As many know, most of the characters in my books are based on real people. However, one character in my book, Noah, probably has more true to life attributes than most of the others included in my writing. Noah, our hooch* dog at Phu Cat airbase in Vietnam, was quite a character and his mannerisms and behavior are reflected in my book The Kansas NCO, and also in the recent screenplay, written by Charrisa Gracyk. So, Noah, our flea bitten, tick ridden, C-rat mooching hooch dog may someday be immortalized on the silver screen. How in the heck did that happen?
Tim, one of my good friends in Vietnam, was the one who first “adopted” Noah. Noah, like most dogs in the Nam, ran in a pack with other feral dogs. I don’t exactly know how Noah got separated from the pack and became the responsibility of Tim, but one day, much to the chagrin to the rest of us who had to deal with him, there came Tim, with Noah on his heels.

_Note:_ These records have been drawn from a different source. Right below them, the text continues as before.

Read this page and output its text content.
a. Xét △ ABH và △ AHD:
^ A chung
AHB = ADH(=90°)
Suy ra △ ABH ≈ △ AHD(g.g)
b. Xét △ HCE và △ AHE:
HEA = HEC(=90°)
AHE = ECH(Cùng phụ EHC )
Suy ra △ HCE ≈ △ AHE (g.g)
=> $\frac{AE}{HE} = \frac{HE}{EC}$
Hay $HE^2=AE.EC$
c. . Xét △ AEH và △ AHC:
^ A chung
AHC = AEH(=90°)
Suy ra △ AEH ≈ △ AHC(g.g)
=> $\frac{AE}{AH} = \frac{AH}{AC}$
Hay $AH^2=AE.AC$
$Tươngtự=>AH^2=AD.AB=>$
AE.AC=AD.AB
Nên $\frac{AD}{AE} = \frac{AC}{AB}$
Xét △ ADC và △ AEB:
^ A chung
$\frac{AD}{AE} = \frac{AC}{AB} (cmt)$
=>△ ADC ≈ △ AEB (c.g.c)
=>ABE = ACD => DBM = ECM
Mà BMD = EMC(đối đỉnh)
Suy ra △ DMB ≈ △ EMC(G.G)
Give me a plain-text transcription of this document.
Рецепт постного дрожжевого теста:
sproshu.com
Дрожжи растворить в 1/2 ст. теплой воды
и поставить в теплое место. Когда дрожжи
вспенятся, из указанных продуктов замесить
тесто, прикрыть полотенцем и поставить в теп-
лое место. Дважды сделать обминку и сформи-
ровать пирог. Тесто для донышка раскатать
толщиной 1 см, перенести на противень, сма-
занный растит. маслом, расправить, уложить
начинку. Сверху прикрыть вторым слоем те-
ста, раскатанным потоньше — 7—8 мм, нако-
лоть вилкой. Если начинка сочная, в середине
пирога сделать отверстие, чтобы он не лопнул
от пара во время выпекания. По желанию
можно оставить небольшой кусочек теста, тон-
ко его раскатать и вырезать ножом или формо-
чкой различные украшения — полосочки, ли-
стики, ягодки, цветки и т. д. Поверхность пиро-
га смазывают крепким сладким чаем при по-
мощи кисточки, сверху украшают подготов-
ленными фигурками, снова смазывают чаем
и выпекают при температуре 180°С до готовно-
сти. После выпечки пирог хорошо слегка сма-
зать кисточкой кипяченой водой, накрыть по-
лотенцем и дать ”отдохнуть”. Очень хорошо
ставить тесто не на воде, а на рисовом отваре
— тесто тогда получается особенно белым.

Not enthralled with the little bugger, I was only one of many who was unwelcoming to Noah. He was about as mangy of a mutt as you had ever seen. As he trotted across the hooch, ticks fell off him like water off a duck’s back. As a bonus, he smelled just like the nearby vermin filled swamp, which fairly steamed in the oppressive Vietnamese heat.
While off duty, Tim would spend hours picking ticks and fleas off of Noah’s scroungy little carcass. A four-legged Romeo, Noah was constantly pestering females in his and other packs as well, earning him a good drubbing at least once a day. (Noah even tried to cozy up with the female German Sheperds from the canine corp) The ever-loyal Tim provided first aid to all of Noah’s bites and scratches. I guess we should have felt fortunate that Tim didn’t adopt one of the local monkeys, as some others had done. Those monkeys, though cute, were nastier than a badger in a bee hive and would bite the heck out of anything within reach. (Our little Noah, on occasion, would also incur their wrath)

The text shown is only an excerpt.